States wanted the compensation to be included in the Constitution Amendment Bill in the three rounds of talks that were held last week.
Earlier in the day, Minister of State of Finance Jayant Sinha had said the government expects to table the Bill in the current session.
The GST has been hanging in balance for about seven years now as states are concerned about their revenue losses on introduction of the new tax regime.
Sources said that the Finance Ministry will seek opinion of the Law Ministry to work out a mechanism for including the compensation in the Constitution Amendment Bill.
"The Centre has agreed to fully compensate the states for three years after GST roll out and the structure will be included in the Bill. Thereafter for the next two years there will be part compensation," a source said.

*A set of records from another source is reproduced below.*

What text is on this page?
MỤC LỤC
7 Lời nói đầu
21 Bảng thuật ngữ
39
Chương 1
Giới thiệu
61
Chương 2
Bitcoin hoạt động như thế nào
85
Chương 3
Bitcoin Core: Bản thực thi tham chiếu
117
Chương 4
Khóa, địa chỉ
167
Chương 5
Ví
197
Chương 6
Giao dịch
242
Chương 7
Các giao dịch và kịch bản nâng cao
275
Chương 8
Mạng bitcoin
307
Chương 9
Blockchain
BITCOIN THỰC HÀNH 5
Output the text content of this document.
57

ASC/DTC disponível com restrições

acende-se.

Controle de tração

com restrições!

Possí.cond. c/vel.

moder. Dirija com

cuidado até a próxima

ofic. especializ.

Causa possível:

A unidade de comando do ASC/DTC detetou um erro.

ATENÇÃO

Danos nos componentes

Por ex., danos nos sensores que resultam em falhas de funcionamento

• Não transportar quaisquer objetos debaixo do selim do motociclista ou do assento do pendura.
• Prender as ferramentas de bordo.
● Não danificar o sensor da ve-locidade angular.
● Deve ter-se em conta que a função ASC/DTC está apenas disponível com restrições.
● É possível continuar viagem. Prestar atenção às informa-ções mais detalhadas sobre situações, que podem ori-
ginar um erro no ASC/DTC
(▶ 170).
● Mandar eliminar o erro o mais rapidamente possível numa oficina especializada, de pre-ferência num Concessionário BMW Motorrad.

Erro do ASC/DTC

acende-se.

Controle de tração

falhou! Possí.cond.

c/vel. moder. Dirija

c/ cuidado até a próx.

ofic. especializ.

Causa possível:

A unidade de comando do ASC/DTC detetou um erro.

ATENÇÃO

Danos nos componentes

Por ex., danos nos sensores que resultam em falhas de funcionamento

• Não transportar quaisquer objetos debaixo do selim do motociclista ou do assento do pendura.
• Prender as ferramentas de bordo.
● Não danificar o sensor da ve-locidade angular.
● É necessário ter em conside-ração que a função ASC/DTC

As regards entry tax, the source added that it would be subsumed in the GST.
The breaking of the stalemate would pave way for introduction of the GST Constitution Amendment Bill in the current session of Parliament. The Cabinet has to first ratify the Bill.
As regards the compensation for phasing out of Central Sales Tax (CST), Jaitley has already announced releasing Rs. 11,000 crore to states for revenue loss till fiscal year 2010-11.
Clearance of CST compensation arrears has been a bone of contention between Centre and states.
CST, a tax imposed on the inter-state movement of goods, was reduced from 4 per cent to 3 per cent in 2007-08 and further to 2 per cent in 2008-09 after the introduction of value added tax (VAT). The Centre had then promised the states that it would bear losses due to reduction of CST.
As part of the GST rollout, the CST is being phased out and has been reduced to two per cent from the earlier 4 per cent. The Centre collects CST and distributes it among states.
The GST rollout has missed several deadlines because of lack of consensus among states over certain crucial issues on the proposed new tax regime.